Sejarah SurfinSurfing di Indonesia telah berkembang pesat sejak pertama kali diperkenalkan pada tahun 1930-an. Bob Koke, seorang peselancar asal Amerika, menjadi pionir yang berselancar di Pantai Kuta, Bali, pada pertengahan hingga akhir 1930-an. Keberanian dan petualangan Bob Koke membuka jalan bagi para peselancar internasional untuk datang ke Indonesia.

Pada akhir 1960-an dan awal 1970-an, pantai-pantai selancar di Indonesia mulai menarik perhatian dunia berkat film selancar Morning of the Earth. Sejak itu, peselancar asing mulai berdatangan ke Bali, menjadikan pulau ini sebagai pusat surfing dunia. Olahraga ini kemudian menyebar ke lokasi-lokasi lain seperti Pulau Nias, G-Land di Jawa, dan Kepulauan Mentawai.

Tahun 2003 menjadi tonggak penting dengan diluncurkannya Indonesian Surfing Championships (ISC) oleh Tipi Jabrik. Edisi pertama kejuaraan ini digelar pada tahun 2004 bekerja sama dengan Quiksilver. Pada tahun 2007, surfing diakui sebagai olahraga oleh Komite Olimpiade Internasional dalam Asian Beach Games di Bali, menegaskan posisi Indonesia di peta surfing dunia.

Kemitraan penting terbentuk pada tahun 2008 antara ISC dan Coca-Cola Amatil Indonesia. Kolaborasi ini berlangsung hampir lima tahun, menghasilkan pembentukan Asian Surfing Championships (ASC) yang berawal dari kesuksesan ISC.

Pada tahun 2013, Rip Curl Cup diadakan di Padang Padang, Bali, dengan Mega Semadhi dari Pecatu keluar sebagai juara. Pada tahun yang sama, Bali menjadi tuan rumah Oakley Pro Bali, bagian dari tur dunia, memperkuat status Bali sebagai destinasi surfing kelas dunia.

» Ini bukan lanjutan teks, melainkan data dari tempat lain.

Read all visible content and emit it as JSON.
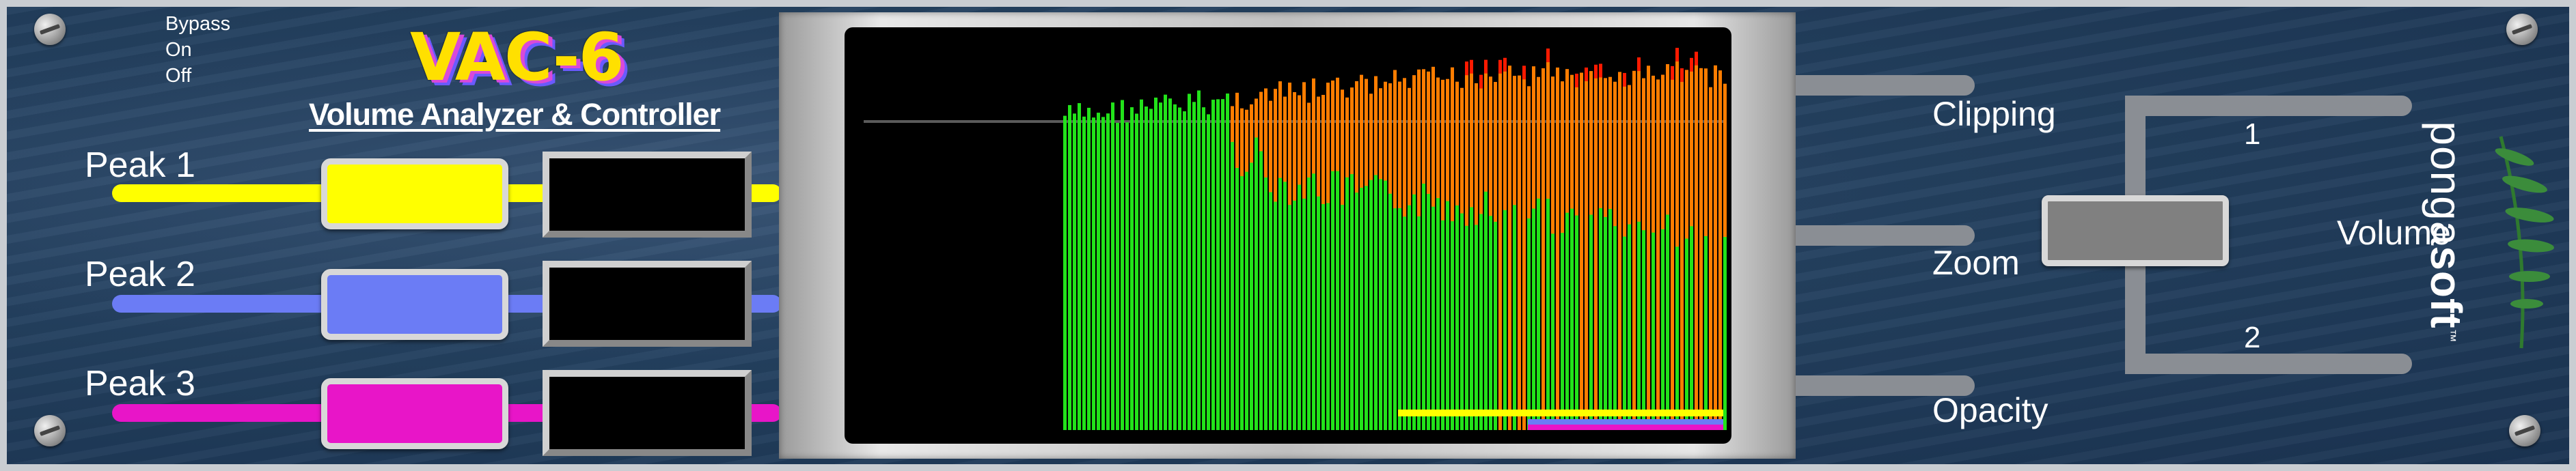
{
  "bypass": {
    "title": "Bypass",
    "options": [
      "On",
      "Off"
    ]
  },
  "logo": {
    "title": "VAC-6",
    "subtitle": "Volume Analyzer & Controller"
  },
  "peaks": [
    {
      "label": "Peak 1",
      "color": "#ffff00"
    },
    {
      "label": "Peak 2",
      "color": "#6b7cf5"
    },
    {
      "label": "Peak 3",
      "color": "#e815c8"
    }
  ],
  "controls": {
    "clipping": "Clipping",
    "zoom": "Zoom",
    "opacity": "Opacity"
  },
  "volume": {
    "label": "Volume",
    "option1": "1",
    "option2": "2"
  },
  "brand": {
    "name_light": "ponga",
    "name_bold": "soft",
    "tm": "™"
  },
  "colors": {
    "green": "#22e31a",
    "orange": "#ff7d00",
    "red": "#ff1a00"
  }
}
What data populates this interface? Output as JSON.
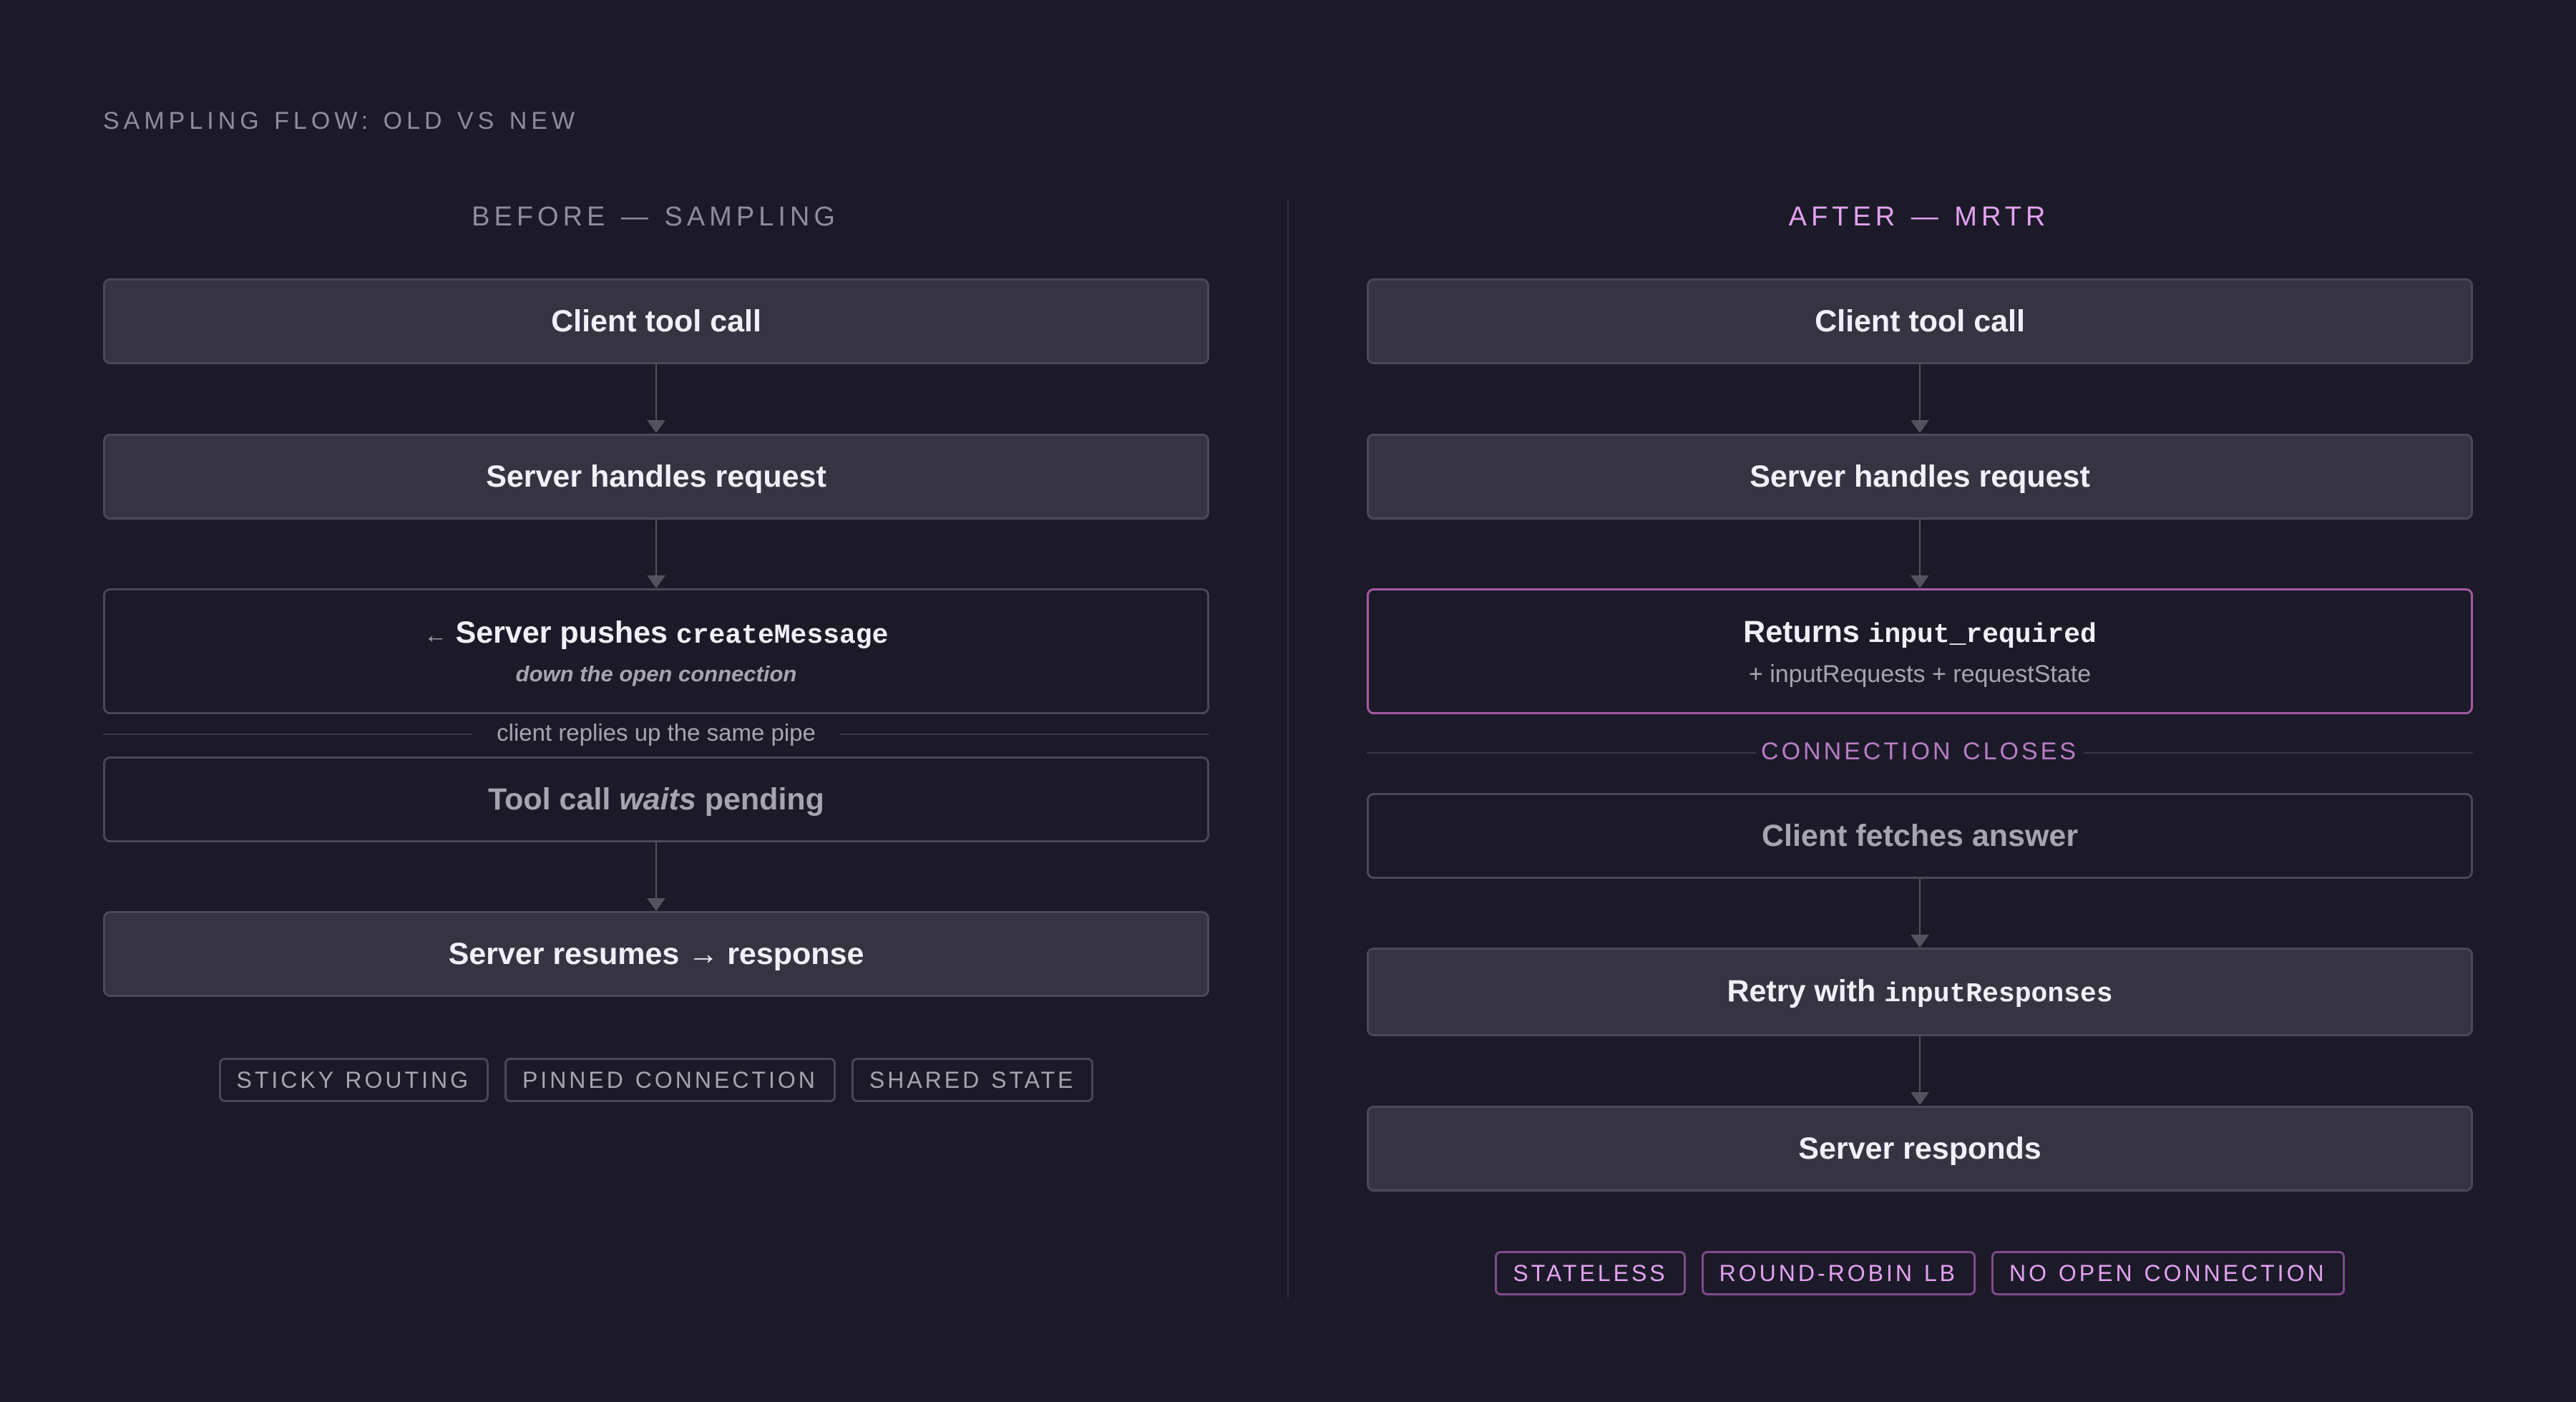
{
  "title": "SAMPLING FLOW: OLD VS NEW",
  "before": {
    "heading": "BEFORE — SAMPLING",
    "step1": "Client tool call",
    "step2": "Server handles request",
    "step3": {
      "arrow": "←",
      "text": "Server pushes",
      "code": "createMessage",
      "sub": "down the open connection"
    },
    "separator": "client replies up the same pipe",
    "step4": {
      "pre": "Tool call",
      "em": "waits",
      "post": "pending"
    },
    "step5": "Server resumes → response",
    "tags": [
      "STICKY ROUTING",
      "PINNED CONNECTION",
      "SHARED STATE"
    ]
  },
  "after": {
    "heading": "AFTER — MRTR",
    "step1": "Client tool call",
    "step2": "Server handles request",
    "step3": {
      "text": "Returns",
      "code": "input_required",
      "sub": "+ inputRequests + requestState"
    },
    "separator": "CONNECTION CLOSES",
    "step4": "Client fetches answer",
    "step5": {
      "text": "Retry with",
      "code": "inputResponses"
    },
    "step6": "Server responds",
    "tags": [
      "STATELESS",
      "ROUND-ROBIN LB",
      "NO OPEN CONNECTION"
    ]
  },
  "colors": {
    "background": "#1c1a29",
    "box_fill": "#363342",
    "box_border": "#4b4858",
    "accent": "#e3a2f0",
    "muted_text": "#8f8c9e"
  }
}
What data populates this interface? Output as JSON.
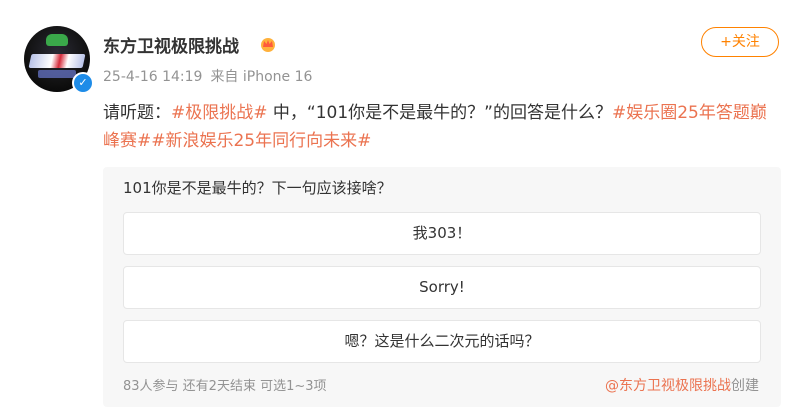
{
  "user": {
    "name": "东方卫视极限挑战",
    "badge_icon": "crown-badge-icon",
    "verified_icon": "verified-check-icon"
  },
  "post": {
    "time": "25-4-16 14:19",
    "source": "来自 iPhone 16",
    "follow_label": "+关注",
    "text_prefix": "请听题：",
    "topic_1": "#极限挑战#",
    "text_middle": " 中，“101你是不是最牛的？”的回答是什么？",
    "topic_2": "#娱乐圈25年答题巅峰赛#",
    "topic_3": "#新浪娱乐25年同行向未来#"
  },
  "poll": {
    "question": "101你是不是最牛的？下一句应该接啥？",
    "options": [
      {
        "label": "我303！"
      },
      {
        "label": "Sorry!"
      },
      {
        "label": "嗯？这是什么二次元的话吗？"
      }
    ],
    "stats": "83人参与 还有2天结束 可选1~3项",
    "creator_mention": "@东方卫视极限挑战",
    "creator_suffix": "创建"
  },
  "colors": {
    "accent": "#ff8200",
    "topic": "#eb7350",
    "muted": "#939393"
  }
}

Surfing telah menjadi industri bernilai jutaan dolar di Indonesia. Pendapatan dari surfing mencakup transportasi, akomodasi, makanan, hiburan, serta layanan dan produk surfing. Banyak komunitas pantai seperti Lakey Peak di Sumbawa, Pantai Sorake di Pulau Nias, dan Pantai Uluwatu di Bali bergantung pada surfing sebagai sumber mata pencaharian utama.

Merek-merek surfing internasional seperti Billabong, Quiksilver, dan Oakley menjalankan operasi mereka dari kantor pusat di Bali, dan pemerintah daerah rutin mengadakan kontes surfing ASC untuk mempromosikan ombak dan pantai mereka. Diperkirakan, bisnis surfing menghasilkan lebih dari setengah miliar dolar di Bali saja, mewakili lebih dari 10% pendapatan dari pariwisata.

Rizal Tanjung menjadi orang Indonesia pertama yang berkompetisi di World Qualifying Series (WQS). Ia memenangkan Kejuaraan Selancar Indonesia pada tahun 2002 dan 2006, serta disebut sebagai “Peselancar Asia yang Paling Dikenal” oleh majalah Transworld Surf. Rizal juga memiliki dua merek, Kurawa dan Rizt, dan tampil dalam banyak video selancar seperti “Loose Change” dan “Stranger Than Fiction”.

Oney Anwar, peselancar asal Sumbawa, menjadi yang pertama dari pulau tersebut yang berkompetisi di WQS. Belajar berselancar di Lakey Peak dan bergabung dengan tim Rip Curl pada usia 10 tahun, Oney kemudian pindah ke Australia dalam program Rip Curl untuk peselancar muda. Kini, Oney dikenal secara internasional dan bercita-cita untuk memenuhi syarat masuk World Championship Tour (WCT).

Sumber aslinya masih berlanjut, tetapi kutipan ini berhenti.